Geçenlerde bir çift geldi siteye tatilci. Hanım Türk eşi İngiliz. Gencecik insanlar sakin ve güler yüzlü birazda çekingen. Onları ilk sitenin kafesinde gördüm. Babasının kucağında minnacık dünya tatlısı bir erkek çocuk… Üzerinde kısa kollu bir tişört ve lacivert kısacık bir şort, yumuk, yumuk ayaklarında zarif sandaletler. Zaten kıvırcık kafasından önce o minnacık yumuk ayakları ve zarif sandaletleri dikkatimi çekmişti. Annesiyle babası kuşkuyla bakınırken o selamını verdi bile. “Hello”… Kağıt oynayan, taş oynayan, “sohbet eden” demeyeceğim; çünkü yok… Yabancılaşmanın nedenlerinden biride bu… Benim mi ne işim var peki bu ortamda? Tabiî ki işim olmaz, internet çeker mi diye bakınmaya inmiştim o kadar, tam çıkıyordum ki onlar girdi. Ve tatlı mı tatlı yumuşak mı yumuşak bir çocuk bir bebek sesi Allah’ım bu kadar güzel bir şey olabilir mi? “Hello” diye etrafa selam veriyor. Bir anda bütün başlar kalktı çocuğa doğru rahatça sırtını babasının omzuna yaslamış, kıvırcık saçlı ancak iki yaşında olan çocuk ciddiyetle bakıyordu herkese.

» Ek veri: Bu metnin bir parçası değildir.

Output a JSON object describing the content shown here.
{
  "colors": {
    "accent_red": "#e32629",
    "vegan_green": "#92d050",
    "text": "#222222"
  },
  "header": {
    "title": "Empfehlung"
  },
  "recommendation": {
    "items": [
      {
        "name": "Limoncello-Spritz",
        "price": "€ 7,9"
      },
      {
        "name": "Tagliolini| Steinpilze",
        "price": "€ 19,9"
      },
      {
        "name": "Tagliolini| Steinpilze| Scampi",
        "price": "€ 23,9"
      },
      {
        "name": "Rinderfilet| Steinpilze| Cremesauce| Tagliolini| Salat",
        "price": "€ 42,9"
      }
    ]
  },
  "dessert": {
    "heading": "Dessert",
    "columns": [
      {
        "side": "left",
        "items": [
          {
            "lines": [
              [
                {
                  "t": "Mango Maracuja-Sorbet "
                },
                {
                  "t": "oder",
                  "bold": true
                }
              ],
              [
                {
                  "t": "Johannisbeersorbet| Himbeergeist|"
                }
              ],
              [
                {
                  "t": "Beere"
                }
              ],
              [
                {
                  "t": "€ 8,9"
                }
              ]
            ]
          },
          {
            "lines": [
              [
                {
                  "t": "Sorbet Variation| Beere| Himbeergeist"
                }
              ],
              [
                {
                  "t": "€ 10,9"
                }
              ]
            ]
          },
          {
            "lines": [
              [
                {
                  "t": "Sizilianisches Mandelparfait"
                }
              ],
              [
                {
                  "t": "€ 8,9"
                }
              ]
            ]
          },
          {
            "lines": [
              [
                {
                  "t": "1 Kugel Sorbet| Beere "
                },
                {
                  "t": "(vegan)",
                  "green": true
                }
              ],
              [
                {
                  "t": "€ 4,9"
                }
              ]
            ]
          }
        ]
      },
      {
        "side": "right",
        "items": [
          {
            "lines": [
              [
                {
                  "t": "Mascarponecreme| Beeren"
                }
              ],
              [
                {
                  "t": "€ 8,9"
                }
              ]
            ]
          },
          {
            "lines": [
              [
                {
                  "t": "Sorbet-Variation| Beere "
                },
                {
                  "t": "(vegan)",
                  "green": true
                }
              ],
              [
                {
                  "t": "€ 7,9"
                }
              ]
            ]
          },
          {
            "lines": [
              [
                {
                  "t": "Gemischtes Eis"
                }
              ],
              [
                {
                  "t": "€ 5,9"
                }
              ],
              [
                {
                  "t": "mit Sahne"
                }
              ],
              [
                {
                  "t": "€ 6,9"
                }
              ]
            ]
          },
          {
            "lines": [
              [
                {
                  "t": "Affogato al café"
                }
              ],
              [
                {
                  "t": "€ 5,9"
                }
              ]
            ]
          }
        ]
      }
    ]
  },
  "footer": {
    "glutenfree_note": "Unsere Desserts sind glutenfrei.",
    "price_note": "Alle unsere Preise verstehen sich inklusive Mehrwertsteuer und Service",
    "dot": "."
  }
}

Sonra yavaşça süzülerek babasının kollarından yere bastı o harikulade sandaletleri ile, masalara ilerledi hızlı acemi bir yürüyüşle, kafenin kapısında büyülenmiş gibi izliyorum çocuğu, minik eli ile insanların elini sıkıyordu “hello” diye. Ortada bir mırıldanma başladı taşlar toplandı, kağıtlar serildi, sandalyeler itildi, bütün başlar çocukta, herkes herkese “aman ne tatlı şey” demeye başladı sanki konuşmayı yeni öğreniyorlarmış gibi… Ve karşılarındakinin gözüne baktılar önceden tanışmamış gibi. “İşte bu” dedim, bizim yapamadığımız.

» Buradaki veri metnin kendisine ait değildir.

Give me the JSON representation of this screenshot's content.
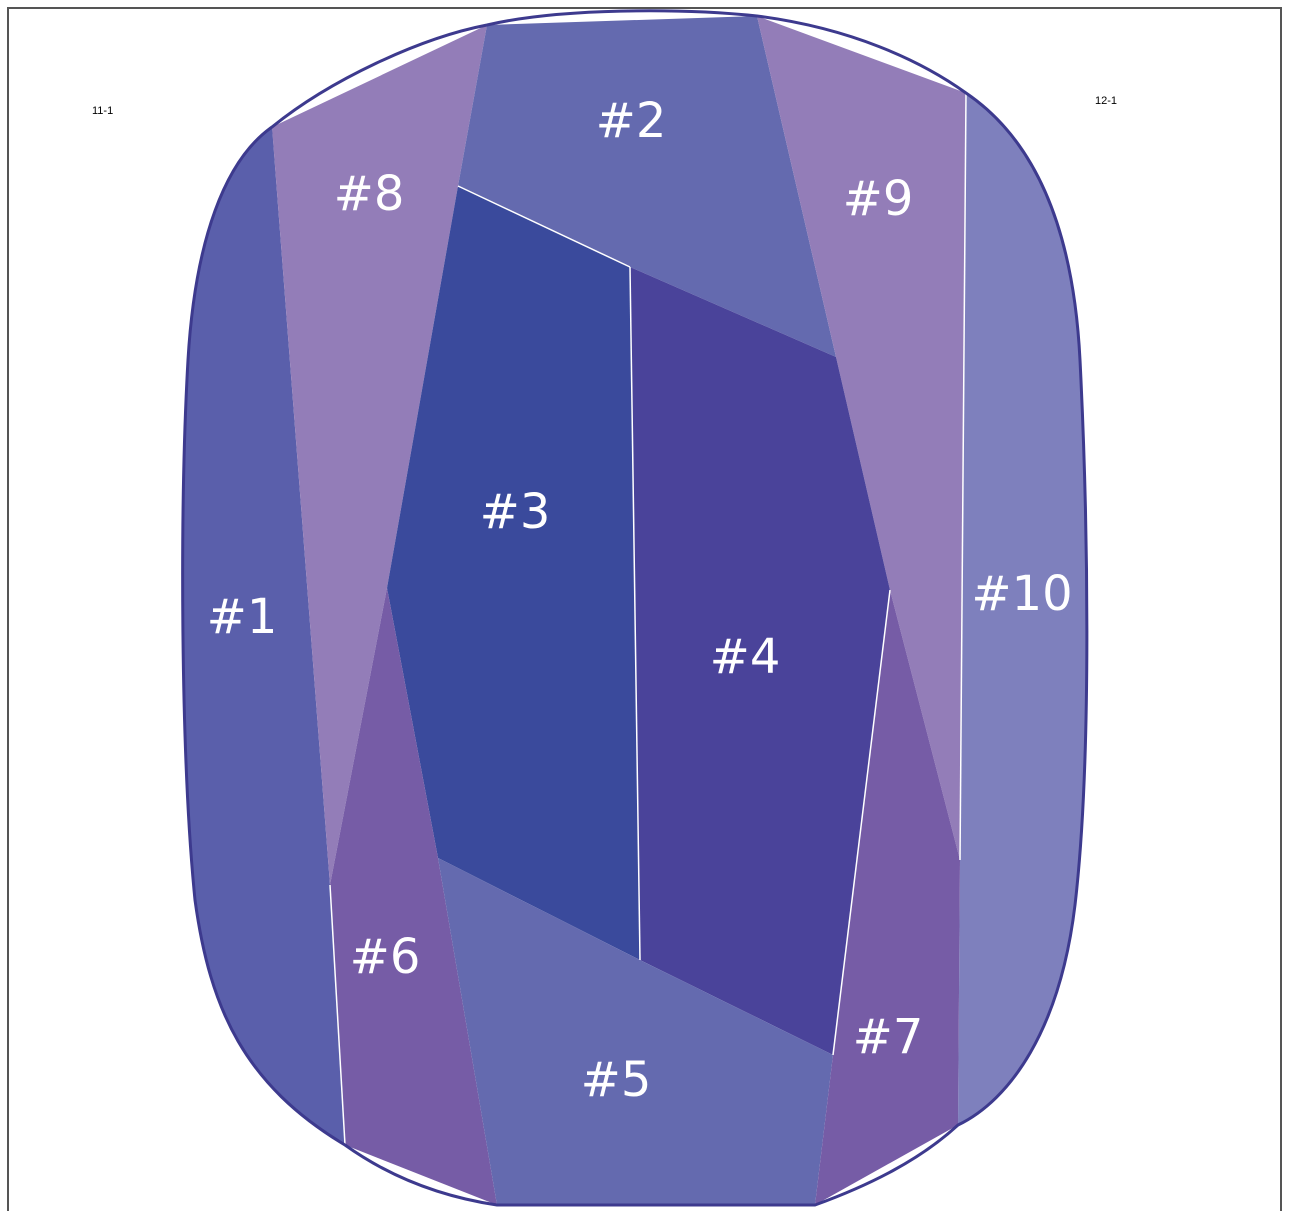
{
  "corner_labels": {
    "top_left": "11-1",
    "top_right": "12-1"
  },
  "pieces": [
    {
      "label": "#1",
      "color": "#5a5fab"
    },
    {
      "label": "#2",
      "color": "#646aaf"
    },
    {
      "label": "#3",
      "color": "#3a4a9c"
    },
    {
      "label": "#4",
      "color": "#4a439a"
    },
    {
      "label": "#5",
      "color": "#646aaf"
    },
    {
      "label": "#6",
      "color": "#765ca6"
    },
    {
      "label": "#7",
      "color": "#765ca6"
    },
    {
      "label": "#8",
      "color": "#937db8"
    },
    {
      "label": "#9",
      "color": "#937db8"
    },
    {
      "label": "#10",
      "color": "#7e80bd"
    }
  ],
  "outline_color": "#3d3a8e"
}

Gözlerimde bir hülya, yüzümde tebessüm, yıldızlara bakarak çıktım evimizin merdivenlerini. Gazinoya gitmek için parfüm kokularını bütün merdivenlere bol, bol yayan alt kat komşularımızın kızları, süslü püslü iniyorlardı merdivenlerden ben çıkarken “iyi akşamlar” dedim kimse duymadı bile o kadar dalmışlardı ki saçlarının bozulup bozulmayacağına beni gördüklerini bile sanmıyorum.

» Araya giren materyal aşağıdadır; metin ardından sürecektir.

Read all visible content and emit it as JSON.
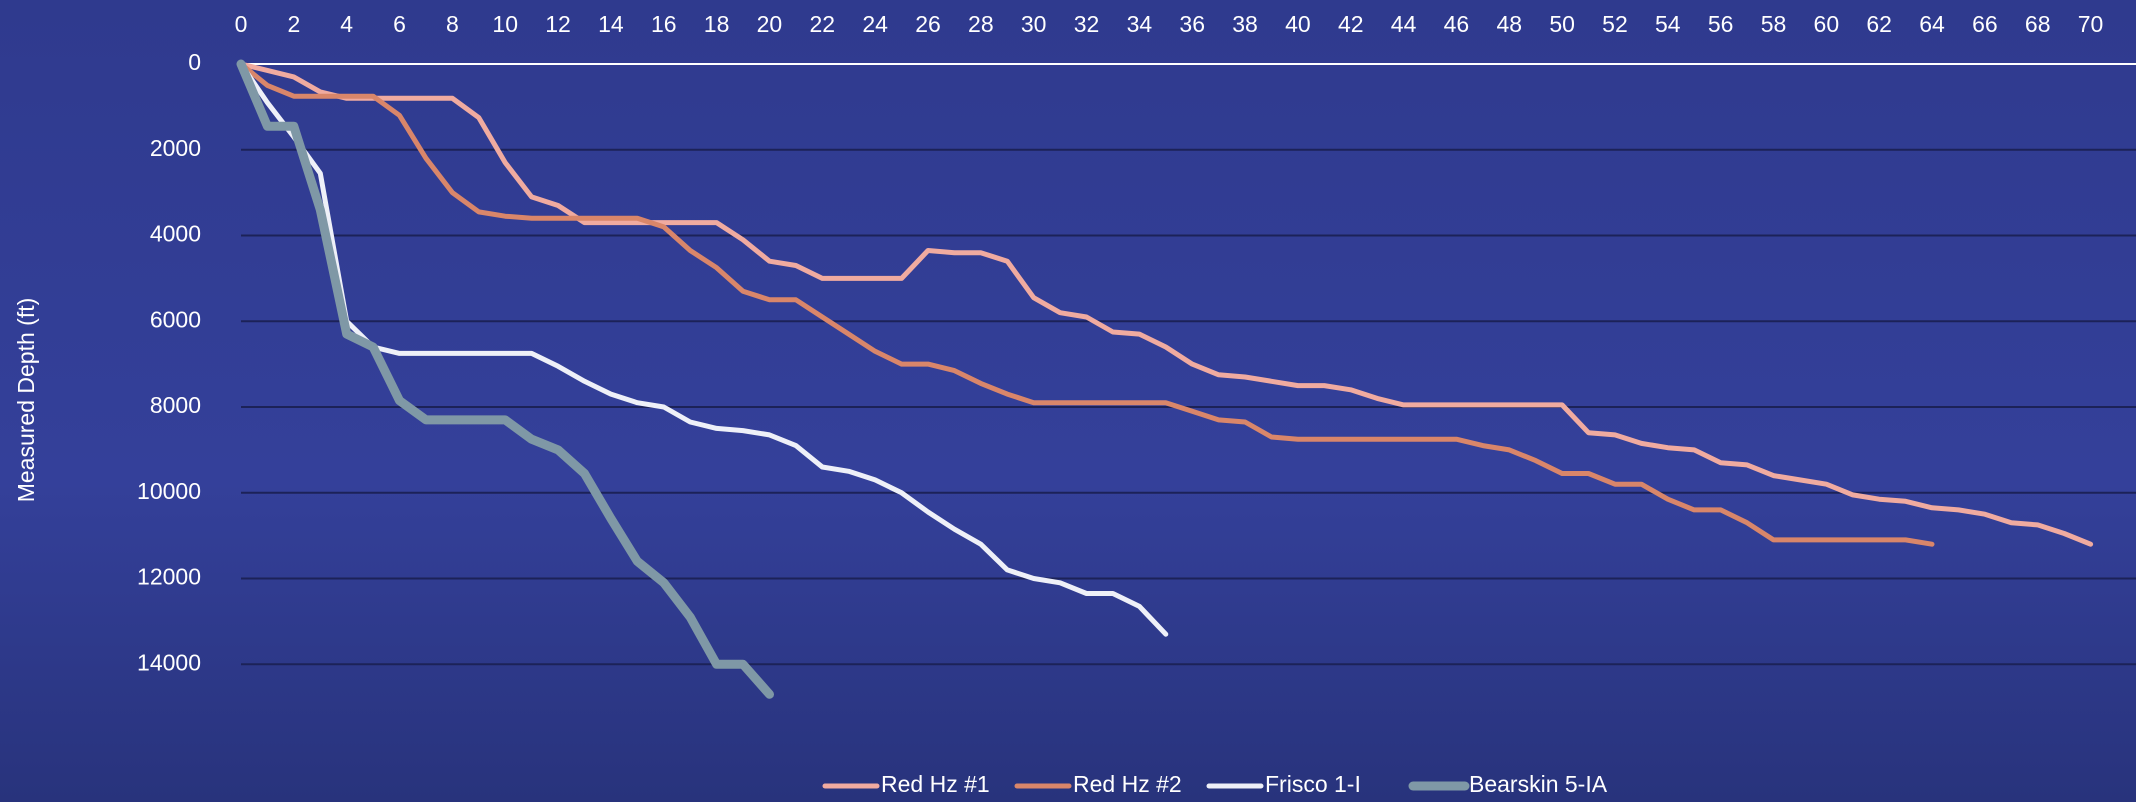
{
  "chart_data": {
    "type": "line",
    "y_label": "Measured Depth (ft)",
    "x_axis_position": "top",
    "y_inverted": true,
    "grid": true,
    "legend": "bottom",
    "xlim": [
      0,
      71
    ],
    "xticks": [
      0,
      2,
      4,
      6,
      8,
      10,
      12,
      14,
      16,
      18,
      20,
      22,
      24,
      26,
      28,
      30,
      32,
      34,
      36,
      38,
      40,
      42,
      44,
      46,
      48,
      50,
      52,
      54,
      56,
      58,
      60,
      62,
      64,
      66,
      68,
      70
    ],
    "ylim": [
      0,
      16000
    ],
    "yticks": [
      0,
      2000,
      4000,
      6000,
      8000,
      10000,
      12000,
      14000
    ],
    "series": [
      {
        "name": "Red Hz #1",
        "color": "#f0aba0",
        "width": 5,
        "x": [
          0,
          1,
          2,
          3,
          4,
          5,
          6,
          7,
          8,
          9,
          10,
          11,
          12,
          13,
          14,
          15,
          16,
          17,
          18,
          19,
          20,
          21,
          22,
          23,
          24,
          25,
          26,
          27,
          28,
          29,
          30,
          31,
          32,
          33,
          34,
          35,
          36,
          37,
          38,
          39,
          40,
          41,
          42,
          43,
          44,
          45,
          46,
          47,
          48,
          49,
          50,
          51,
          52,
          53,
          54,
          55,
          56,
          57,
          58,
          59,
          60,
          61,
          62,
          63,
          64,
          65,
          66,
          67,
          68,
          69,
          70
        ],
        "values": [
          0,
          150,
          300,
          650,
          800,
          800,
          800,
          800,
          800,
          1250,
          2300,
          3100,
          3300,
          3700,
          3700,
          3700,
          3700,
          3700,
          3700,
          4100,
          4600,
          4700,
          5000,
          5000,
          5000,
          5000,
          4350,
          4400,
          4400,
          4600,
          5450,
          5800,
          5900,
          6250,
          6300,
          6600,
          7000,
          7250,
          7300,
          7400,
          7500,
          7500,
          7600,
          7800,
          7950,
          7950,
          7950,
          7950,
          7950,
          7950,
          7950,
          8600,
          8650,
          8850,
          8950,
          9000,
          9300,
          9350,
          9600,
          9700,
          9800,
          10050,
          10150,
          10200,
          10350,
          10400,
          10500,
          10700,
          10750,
          10950,
          11200
        ]
      },
      {
        "name": "Red Hz #2",
        "color": "#d9866a",
        "width": 5,
        "x": [
          0,
          1,
          2,
          3,
          4,
          5,
          6,
          7,
          8,
          9,
          10,
          11,
          12,
          13,
          14,
          15,
          16,
          17,
          18,
          19,
          20,
          21,
          22,
          23,
          24,
          25,
          26,
          27,
          28,
          29,
          30,
          31,
          32,
          33,
          34,
          35,
          36,
          37,
          38,
          39,
          40,
          41,
          42,
          43,
          44,
          45,
          46,
          47,
          48,
          49,
          50,
          51,
          52,
          53,
          54,
          55,
          56,
          57,
          58,
          59,
          60,
          61,
          62,
          63,
          64
        ],
        "values": [
          0,
          500,
          750,
          750,
          750,
          750,
          1200,
          2200,
          3000,
          3450,
          3550,
          3600,
          3600,
          3600,
          3600,
          3600,
          3800,
          4350,
          4750,
          5300,
          5500,
          5500,
          5900,
          6300,
          6700,
          7000,
          7000,
          7150,
          7450,
          7700,
          7900,
          7900,
          7900,
          7900,
          7900,
          7900,
          8100,
          8300,
          8350,
          8700,
          8750,
          8750,
          8750,
          8750,
          8750,
          8750,
          8750,
          8900,
          9000,
          9250,
          9550,
          9550,
          9800,
          9800,
          10150,
          10400,
          10400,
          10700,
          11100,
          11100,
          11100,
          11100,
          11100,
          11100,
          11200
        ]
      },
      {
        "name": "Frisco 1-I",
        "color": "#eef0f8",
        "width": 5,
        "x": [
          0,
          1,
          2,
          3,
          4,
          5,
          6,
          7,
          8,
          9,
          10,
          11,
          12,
          13,
          14,
          15,
          16,
          17,
          18,
          19,
          20,
          21,
          22,
          23,
          24,
          25,
          26,
          27,
          28,
          29,
          30,
          31,
          32,
          33,
          34,
          35
        ],
        "values": [
          0,
          900,
          1700,
          2550,
          6000,
          6600,
          6750,
          6750,
          6750,
          6750,
          6750,
          6750,
          7050,
          7400,
          7700,
          7900,
          8000,
          8350,
          8500,
          8550,
          8650,
          8900,
          9400,
          9500,
          9700,
          10000,
          10450,
          10850,
          11200,
          11800,
          12000,
          12100,
          12350,
          12350,
          12650,
          13300
        ]
      },
      {
        "name": "Bearskin 5-IA",
        "color": "#7f98a6",
        "width": 9,
        "x": [
          0,
          1,
          2,
          3,
          4,
          5,
          6,
          7,
          8,
          9,
          10,
          11,
          12,
          13,
          14,
          15,
          16,
          17,
          18,
          19,
          20
        ],
        "values": [
          0,
          1450,
          1450,
          3400,
          6300,
          6600,
          7850,
          8300,
          8300,
          8300,
          8300,
          8750,
          9000,
          9550,
          10600,
          11600,
          12100,
          12900,
          14000,
          14000,
          14700
        ]
      }
    ]
  }
}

Ertesi gün denizde karşılaştık yine o dünya tatlısı yaratıkla. Deniz dalgalıydı biz bile zar zor girebiliyorduk özellikle ben hemen çıkmıştım çünkü alerji olmuştum sanırım bir şeylere dokundum sırtımda kabarcıklar oluştu bir anda güçlü bir yanma ile hemen çıkıp duşumu aldım giysimi giyip sahilde oturdum, ömrümce yapmak istediğim tek şey. Kardeşimde geldi oturdu. Babasının kollarında denizde dalgalarla oynaşan çocuk bir baktım uzaklan el sallayarak öpücük yolluyor. Olmaz böyle şey, tabi bizde hemen karşılık verdik hatta sahilde oturan herkes bana mı, değil mi, düşünmeden el sallamaya öpücük yollamaya başladı çocuğa. Yanımızda güneşlenen bir kez bile merhabalaşmadığımız iki genç kadına dönüp gülümsedik onlarda bize gülümsedi. Öbür tarafta kardeşim birilerine gülümsedi onlarda ona. Biz eve dönmek için kalktığımızda herkes, herkese gülümsüyordu. Ve işte hayatın dayanılmaz nahif güzelliği. Bunu göremeyenlere acırım yalnızca ve canı gönülden dilerim ki bu nahif duyguyu yaşayabilsinler bir kez olsun bari. Görecekler ki nasılda kendini beğenmiş, kibirli ve halktan uzak yaşamın saçma ve insanı yalnızlığa iten bir şey olduğunu ve kaçırdıkları harikulade duyguyu. Kardeşimle yeniden hep yeniden yapmalı, bu güzel bu harikulade yaratıkları diye söylendik. Ve hayıflandık dünyayı küçümseyerek ona güzellik katacak bu efsunlu bebekleri doğurmaktan kaçınanları. Ve yine diledik. Hiç değişmesin bu güzellik. Artsın aman değişmesin… Ve biz yine biliriz ki her şey anlıktır. Kafede insanlar kağıtlarına döndüler, taşlarına da, önce bir gülümseme vardı dudaklarında sonra taşa, kağıda göre gerilme yerini aldı kasılma ve dişleri gıcırdatma! Denizdeki insanlar içinde öyle oldu mu acaba, bugün sahilde onları yine gülümseyerek bulabilecek miyim?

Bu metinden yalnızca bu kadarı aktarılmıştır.